A cura della Redazione

L'eruzione del 79 d.C., che distrusse l'antica Pompei, Oplontis e gli altri siti riprotati alla luce nell'area vesuviana, non ebbe luogo ad agosto ma ad ottobre. E addirittura le ceneri generate dall'esplosione sarebbero giunte finanche in Grecia.

E' quanto emerge da uno studio multidiciplinare pubblicato sulla prestigiosa rivista ‘Earth-Science Reviews’ e condotto dall’Istituto Nazionale di Geofisica e Vulcanologia (INGV) in collaborazione con l’Istituto di Geologia Ambientale e Geoingegneria del Consiglio Nazionale delle Ricerche (IGAG-CNR), il Centro Interdipartimentale per lo Studio degli Effetti del Cambiamento Climatico (CIRSEC) e il Dipartimento di Scienze della Terra dell’Università di Pisa, il Laboratoire Magmas et Volcans di Clermont-Ferrand (LMV) in Francia e la School of Engineering and Physical Sciences (EPS) della Heriot-Watt University di Edimburgo nel Regno Unito. La ricerca è stata realizzata nell’ambito del progetto di ricerca ‘Pianeta Dinamico’ finanziato dall’INGV.

Stando a questa nuova, e del tutto esaustiva, ricostruzione scientifica e storica, la furia del vulcano si sarebbe manifestata tra il 24 e 25 ottobre del 79 d.C. e non due mesi prima, come invece ritenuto sino ad oggi soprattutto in base alla famosa lettera di Plinio il Giovane a Tacito.

"A quasi 2000 anni dall’episodio che distrusse gran parte del territorio e delle città circostanti, un team internazionale di ricercatori ha analizzato nuovamente l’evento per offrire un piano esaustivo dello stato dell’arte sulle conoscenze dell’eruzione più famosa della storia, a partire dalla vera data in cui accadde - si legge in una nota dell'INGV -. L’integrazione tra lo studio sul campo, le analisi in laboratorio e la rilettura delle fonti storiche ha consentito di seguire temporalmente tutte le fasi dell’eruzione, dalla camera magmatica fino alla deposizione della cenere in aree lontanissime dal Vesuvio, trovandone traccia fino in Grecia".

Lo studio, dal titolo “The 79 CE eruption of Vesuvius: a lesson from the past and the need of a multidisciplinary approach for developments in volcanology”, è il frutto di un lavoro di squadra di un team di ricercatori pluridisciplinari che ha raccolto e analizzato criticamente la vasta produzione scientifica disponibile sull’eruzione, integrandola con nuove ricerche.

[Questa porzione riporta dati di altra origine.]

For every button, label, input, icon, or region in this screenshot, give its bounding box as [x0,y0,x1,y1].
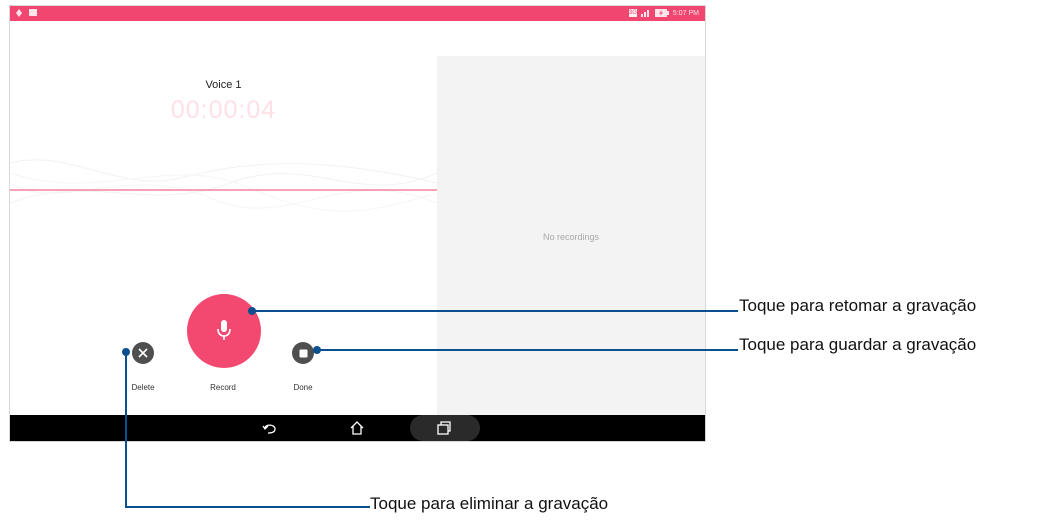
status-time: 5:07 PM [672,9,699,17]
callout-line-record [252,310,738,312]
done-button[interactable] [292,342,314,364]
navigation-bar [10,415,705,441]
delete-button[interactable] [132,342,154,364]
delete-label: Delete [131,383,155,392]
back-icon[interactable] [262,421,278,435]
signal-icon [640,10,649,17]
done-label: Done [293,383,313,392]
record-label: Record [210,383,236,392]
status-bar: 3G 5:07 PM [10,6,705,21]
sim-badge: 3G [628,9,637,17]
recording-title: Voice 1 [205,79,242,91]
empty-recordings-text: No recordings [542,232,600,242]
callout-line-delete-vertical [125,352,127,508]
tablet-screen: 3G 5:07 PM Voice 1 00:00:04 Delete Recor… [9,5,706,442]
close-icon [138,348,148,358]
home-icon[interactable] [349,421,365,435]
callout-line-delete-horizontal [125,506,370,508]
callout-line-done [317,349,738,351]
record-button[interactable] [187,294,261,368]
message-icon [29,9,37,16]
stop-icon [299,349,307,357]
notification-icon [16,9,22,17]
callout-delete-text: Toque para eliminar a gravação [370,494,609,513]
battery-icon [654,9,669,17]
callout-resume-text: Toque para retomar a gravação [739,296,977,315]
recording-timer: 00:00:04 [170,96,277,124]
recent-apps-icon[interactable] [436,421,452,435]
recordings-list: No recordings [437,56,705,415]
mic-icon [217,320,231,340]
callout-save-text: Toque para guardar a gravação [739,335,977,354]
waveform [10,159,437,212]
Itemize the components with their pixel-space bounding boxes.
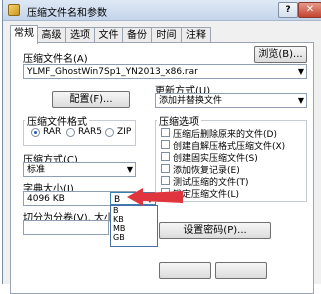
winrar-app-icon	[8, 4, 20, 16]
tab-time[interactable]: 时间	[151, 27, 182, 43]
tab-comment[interactable]: 注释	[181, 27, 211, 43]
archive-format-label: 压缩文件格式	[25, 113, 89, 128]
option-sfx-checkbox[interactable]	[161, 140, 170, 149]
format-rar5-label: RAR5	[78, 127, 103, 137]
profiles-button[interactable]: 配置(F)...	[52, 91, 130, 108]
compression-options-label: 压缩选项	[157, 113, 201, 128]
update-mode-value: 添加并替换文件	[159, 96, 223, 106]
archive-name-value: YLMF_GhostWin7Sp1_YN2013_x86.rar	[27, 67, 198, 77]
arrow-shape	[127, 188, 183, 206]
help-button[interactable]: ?	[278, 2, 298, 18]
format-rar-label: RAR	[43, 127, 62, 137]
tab-backup[interactable]: 备份	[122, 27, 152, 43]
chevron-down-icon[interactable]: ▼	[127, 163, 133, 176]
chevron-down-icon[interactable]: ▼	[298, 94, 304, 107]
update-mode-select[interactable]: 添加并替换文件 ▼	[155, 93, 307, 108]
split-unit-dropdown-list: B KB MB GB	[110, 205, 158, 247]
split-size-input[interactable]	[23, 220, 109, 235]
option-test-checkbox[interactable]	[161, 176, 170, 185]
set-password-label: 设置密码(P)...	[183, 225, 247, 236]
compression-method-select[interactable]: 标准 ▼	[23, 162, 136, 177]
option-solid-checkbox[interactable]	[161, 152, 170, 161]
archive-name-label: 压缩文件名(A)	[23, 54, 88, 65]
browse-button[interactable]: 浏览(B)...	[254, 46, 307, 63]
tab-advanced[interactable]: 高级	[37, 27, 66, 43]
tab-general[interactable]: 常规	[10, 25, 38, 44]
format-rar-radio[interactable]	[31, 128, 40, 137]
dictionary-size-value: 4096 KB	[27, 194, 65, 204]
dialog-window: 压缩文件名和参数 ? ✕ 常规 高级 选项 文件 备份 时间 注释 压缩文件名(…	[2, 0, 321, 294]
compression-method-value: 标准	[27, 165, 46, 175]
set-password-button[interactable]: 设置密码(P)...	[159, 222, 271, 239]
format-rar5-radio[interactable]	[66, 128, 75, 137]
option-delete-files-checkbox[interactable]	[161, 128, 170, 137]
split-unit-option[interactable]: GB	[111, 233, 157, 242]
red-pointer-arrow-icon	[127, 188, 183, 206]
split-unit-option[interactable]: MB	[111, 224, 157, 233]
cancel-button-partial[interactable]	[215, 262, 267, 279]
tab-options[interactable]: 选项	[65, 27, 95, 43]
tab-files[interactable]: 文件	[94, 27, 123, 43]
archive-name-combobox[interactable]: YLMF_GhostWin7Sp1_YN2013_x86.rar ▼	[23, 64, 307, 79]
title-bar: 压缩文件名和参数 ? ✕	[3, 0, 321, 21]
format-zip-label: ZIP	[117, 127, 132, 137]
split-unit-value: B	[114, 195, 121, 205]
window-title: 压缩文件名和参数	[27, 8, 107, 19]
close-button[interactable]: ✕	[298, 2, 321, 18]
format-zip-radio[interactable]	[105, 128, 114, 137]
option-recovery-checkbox[interactable]	[161, 164, 170, 173]
split-unit-option[interactable]: KB	[111, 215, 157, 224]
ok-button-partial[interactable]	[159, 262, 211, 279]
chevron-down-icon[interactable]: ▼	[298, 65, 304, 78]
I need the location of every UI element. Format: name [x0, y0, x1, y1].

“Il nostro lavoro esamina con un approccio ampio e multidisciplinare diversi aspetti dell’eruzione del 79 d.C, integrando dati storici, stratigrafici, sedimentologici, petrologici, geofisici, paleoclimatici e di modellazione dei processi magmatici ed eruttivi di uno degli eventi più famosi e devastanti che hanno interessato l’area vulcanica napoletana- ha spiegato Mauro A. Di Vito, vulcanologo dell’INGV e coordinatore dello studio -. L’articolo parte dalla ridefinizione della data dell’eruzione, che sarebbe avvenuta nell’autunno del 79 d.C. e non il 24 agosto come si è ipotizzato in passato, e prosegue con l’analisi vulcanologica di siti in prossimità del vulcano per poi spostarsi progressivamente fino a migliaia di chilometri di distanza, dove sono state ritrovate tracce dell’eruzione sotto forma di ceneri fini”.

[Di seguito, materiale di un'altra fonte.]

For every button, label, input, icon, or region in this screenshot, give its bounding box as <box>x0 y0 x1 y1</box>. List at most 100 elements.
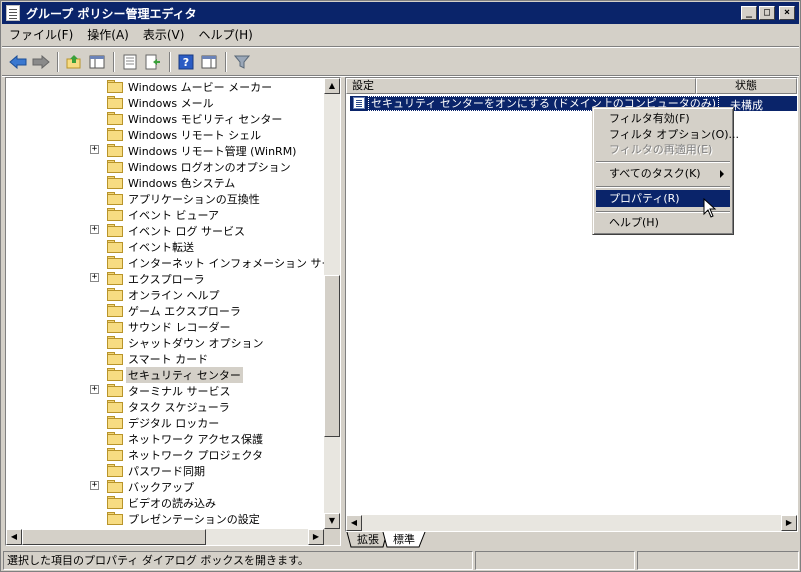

La certezza è comprovata dal fatto che sulla mura di Pompei vi è “un’iscrizione in carboncino (nella foto) che tradotta cita ‘Il sedicesimo giorno prima delle calende di novembre, si abbandonava al cibo in modo smodato’, indicando che l’eruzione avvenne certamente dopo il 17 ottobre - spiega Biagio Giaccio, ricercatore dell’Igag-Cnr e coautore dell’articolo -. E' questa la prova definitiva". A corroborarla ci sono "i ritrovamenti a Pompei di frutta tipicamente autunnale o le tuniche pesanti indossate dagli abitanti che mal si conciliavano con la data del 24- 25 agosto”, conclude Giaccio.